If by agent we mean “system that takes actions in the real world”, then services can be agents. As I understand it, Eric is only arguing against monolithic AGI agents that are optimizing a long-term utility function and that can learn/perform any task.
Current factory robots definitely look like a service, and even the soon-to-come robots-trained-with-deep-RL will be services. They execute particular learned behaviors.
If I remember correctly, Gwern’s argument is basically that Agent AI will outcompete Tool AI because Agent AI can optimize things that Tool AI cannot, such as its own cognition. In the CAIS world, there are separate services that improve cognition, and so the CAIS services do get the benefit of ever-improving cognition, without being classical AGI agents. But overall I agree with this point (and disagree with Eric) because I expect there to be lots of gains to be had by removing the boundaries between services, at least where possible.
Recursive self-improvement that makes the intelligence “super” quickly is what makes the misaligned utility actually dangerous, as opposed to dangerous like a, say, current day automatized assembly line.
A robot that self-improves would need to have the capacity to control its actuators and also to self-improve. Since none of these capabilities directly depends on the other, each time one of them improves, the improvement is much more likely to be first demonstrated independently of an improvement in the other one.
Thus we’re likely to already have some experience with self-improving AI, or the recursively improved AI to help us, when we get to dealing with people wanting to build self-improving robots. Even though with advanced AI in hand to help we should maybe still start early on that, it seems more important to get the not-necessarily-and-also-probably-not-robotic AI right.
I meant not that the “robot will self-improve”, but that the research in robotics will create AIs which are agential and adapted to act in the real world. Such AIs may start to self-improve later and without robotic body.
This seems likely to me as well, especially since “service” is by definition bounded and agent is not.
Monitoring surveillance in order to see if anyone is breaking rules seems to be quite a bounded task, and in fact is one that we are already in the process of automating (using our current AI systems, which are basically all bounded).
Of course, there are lots of other tasks that are not as clear. But to the extent that you believe the Factored Cognition hypothesis, you should believe that we can make bounded services that nevertheless do a very good job.
That seems true, but if this surveillance monitoring isn’t 100% effective, won’t you still need an agential police to deal with any threats that manage to evade the surveillance? Or do you buy Eric’s argument that we can use a period of “unopposed preparation” to make sure that the defense, even though it’s bounded, is still much more capable than any agential threat it might face?
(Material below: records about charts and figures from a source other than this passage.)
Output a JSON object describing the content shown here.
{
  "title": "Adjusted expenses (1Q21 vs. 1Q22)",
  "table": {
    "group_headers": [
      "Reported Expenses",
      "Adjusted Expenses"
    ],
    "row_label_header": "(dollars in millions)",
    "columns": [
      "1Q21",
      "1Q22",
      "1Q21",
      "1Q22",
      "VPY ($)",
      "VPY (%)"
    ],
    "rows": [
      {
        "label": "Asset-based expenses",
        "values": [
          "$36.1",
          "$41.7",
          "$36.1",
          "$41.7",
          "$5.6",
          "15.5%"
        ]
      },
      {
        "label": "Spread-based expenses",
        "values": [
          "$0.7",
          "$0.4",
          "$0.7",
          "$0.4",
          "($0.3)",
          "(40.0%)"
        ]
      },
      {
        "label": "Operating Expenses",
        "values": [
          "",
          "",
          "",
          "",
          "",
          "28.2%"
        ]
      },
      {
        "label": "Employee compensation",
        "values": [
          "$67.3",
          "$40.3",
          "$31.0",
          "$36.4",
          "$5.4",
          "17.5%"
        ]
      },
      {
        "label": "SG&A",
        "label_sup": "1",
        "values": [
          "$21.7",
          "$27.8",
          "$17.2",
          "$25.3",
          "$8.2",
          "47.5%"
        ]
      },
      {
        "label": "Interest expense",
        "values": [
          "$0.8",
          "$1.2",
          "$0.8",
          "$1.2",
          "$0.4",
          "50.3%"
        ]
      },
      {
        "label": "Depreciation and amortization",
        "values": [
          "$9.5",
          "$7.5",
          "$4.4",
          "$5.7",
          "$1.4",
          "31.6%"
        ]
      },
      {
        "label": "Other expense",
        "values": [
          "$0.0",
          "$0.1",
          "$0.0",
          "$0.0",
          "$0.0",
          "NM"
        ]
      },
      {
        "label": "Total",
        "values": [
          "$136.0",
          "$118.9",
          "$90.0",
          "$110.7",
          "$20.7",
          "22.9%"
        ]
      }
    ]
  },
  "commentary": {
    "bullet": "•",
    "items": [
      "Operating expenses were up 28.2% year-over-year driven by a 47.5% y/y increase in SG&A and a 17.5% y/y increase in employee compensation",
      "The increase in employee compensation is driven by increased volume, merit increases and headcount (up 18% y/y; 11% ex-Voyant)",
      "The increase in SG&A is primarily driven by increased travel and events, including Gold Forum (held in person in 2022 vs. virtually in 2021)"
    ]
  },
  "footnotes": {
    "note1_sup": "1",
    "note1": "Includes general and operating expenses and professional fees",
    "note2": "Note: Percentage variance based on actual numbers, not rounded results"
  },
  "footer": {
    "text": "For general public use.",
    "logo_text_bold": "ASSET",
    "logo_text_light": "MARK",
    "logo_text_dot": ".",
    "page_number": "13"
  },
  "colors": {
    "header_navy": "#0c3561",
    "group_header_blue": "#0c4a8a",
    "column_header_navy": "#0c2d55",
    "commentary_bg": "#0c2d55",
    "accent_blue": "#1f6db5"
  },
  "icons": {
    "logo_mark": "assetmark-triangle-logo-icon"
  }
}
Sorry, when I said “there are lots of other tasks that are not as clear”, I meant that there are a lot of other tasks relevant to policing and security that are not as clear, such as police to deal with threats that evade surveillance. I think the optimism here comes from our ability to decompose tasks, such that we can take a task that seems to require goal-directed agency (like “be the police”) and turn it into a bunch of subtasks that no longer look agential.
I agree that in the long term, agent AI could probably improve faster than CAIS, but I think CAIS could still be a solution.
Regardless of how it is aligned, aligned AI will tend to improve slower than unaligned AI, because it is trying to achieve a more complicated goal, human oversight takes time, etc. To prevent unaligned AI, aligned AI will need a head start, so it can stop any unaligned AI while it’s still much weaker. I don’t think CAIS is fundamentally different in that respect.
If the reasoning in the post that CAIS will develop before AGI holds up, then CAIS would actually have an advantage, because it would be easier to get a head start.